The allegations of falsification of monitoring reports is another in a long list of recent black eyes for the coal industry, which is under widespread pressure to clean up its destructive practices and take responsibility for its enormous and devastating ecological footprint.  “The coal industry has proven time and again that it can’t be trusted. It continually downplays its severe environmental impacts, places profit over worker safety and offers false economic analysis to try to keep its inherently destructive practices alive,” said Scott Edwards, Director of Advocacy for Waterkeeper Alliance.  “And now, we know they’re not honest in reporting on matters that impact the health of communities where they operate." 

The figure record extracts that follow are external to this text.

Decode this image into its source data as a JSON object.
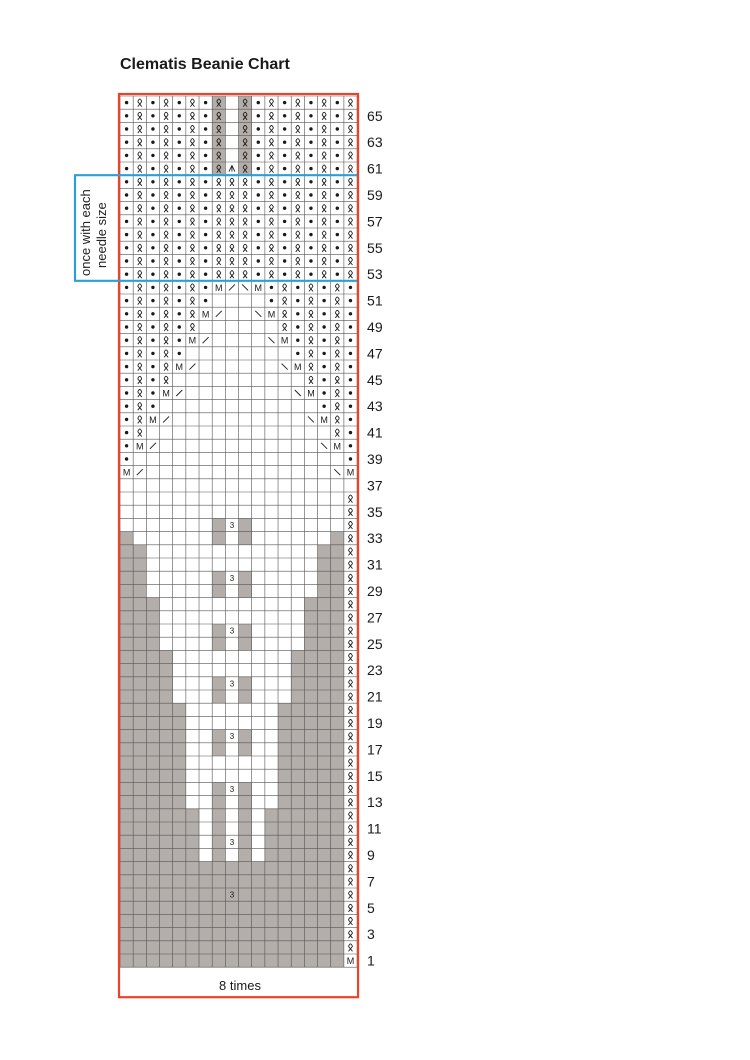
{
  "title": "Clematis Beanie Chart",
  "columns": 18,
  "rows": 66,
  "repeat_label": "8 times",
  "bracket_label_line1": "once with each",
  "bracket_label_line2": "needle size",
  "bracket_rows": [
    53,
    60
  ],
  "row_numbers": [
    "65",
    "63",
    "61",
    "59",
    "57",
    "55",
    "53",
    "51",
    "49",
    "47",
    "45",
    "43",
    "41",
    "39",
    "37",
    "35",
    "33",
    "31",
    "29",
    "27",
    "25",
    "23",
    "21",
    "19",
    "17",
    "15",
    "13",
    "11",
    "9",
    "7",
    "5",
    "3",
    "1"
  ],
  "colors": {
    "grid_line": "#555555",
    "shade": "#b3aeaa",
    "repeat_border": "#e8442b",
    "bracket_border": "#2aa0d6",
    "text": "#1a1a1a"
  },
  "symbols": {
    "p": "purl dot",
    "k": "knit through back loop (twisted)",
    "M": "make one",
    "/": "decrease right",
    "\\": "decrease left",
    "^": "central double decrease",
    "3": "3 from 1 increase"
  },
  "chart_rows": [
    "pkpkpkp..kpkpkpk",
    "pkpkpkp..kpkpkpk",
    "pkpkpkp..kpkpkpk",
    "pkpkpkp..kpkpkpk",
    "pkpkpkp..kpkpkpk",
    "pkpkpkp.^.kpkpkpk"
  ]
}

“The Clean Water Act allows citizens to bring polluters into court when government chooses to look the other way,” said Withrow. “In Kentucky, our Department of Natural Resources and Division of Water are required to provide oversight of the permits they issue to the coal industry to ensure compliance. We intend to do what our government won’t; that is, enforce the law and put an end to these illegal practices.”

Under the Clean Water Act, the companies have sixty days to respond to the allegations made in the notice letter. If, at the end of that period, all violations have not been corrected, the groups and individuals plan on filing a complaint in federal court for the Eastern District of Kentucky. The plaintiffs are being represented by lawyers with the Appalachian Citizens' Law Center, the Capua Law Firm, the Pace Environmental Litigation Clinic and the Waterworth Law Office.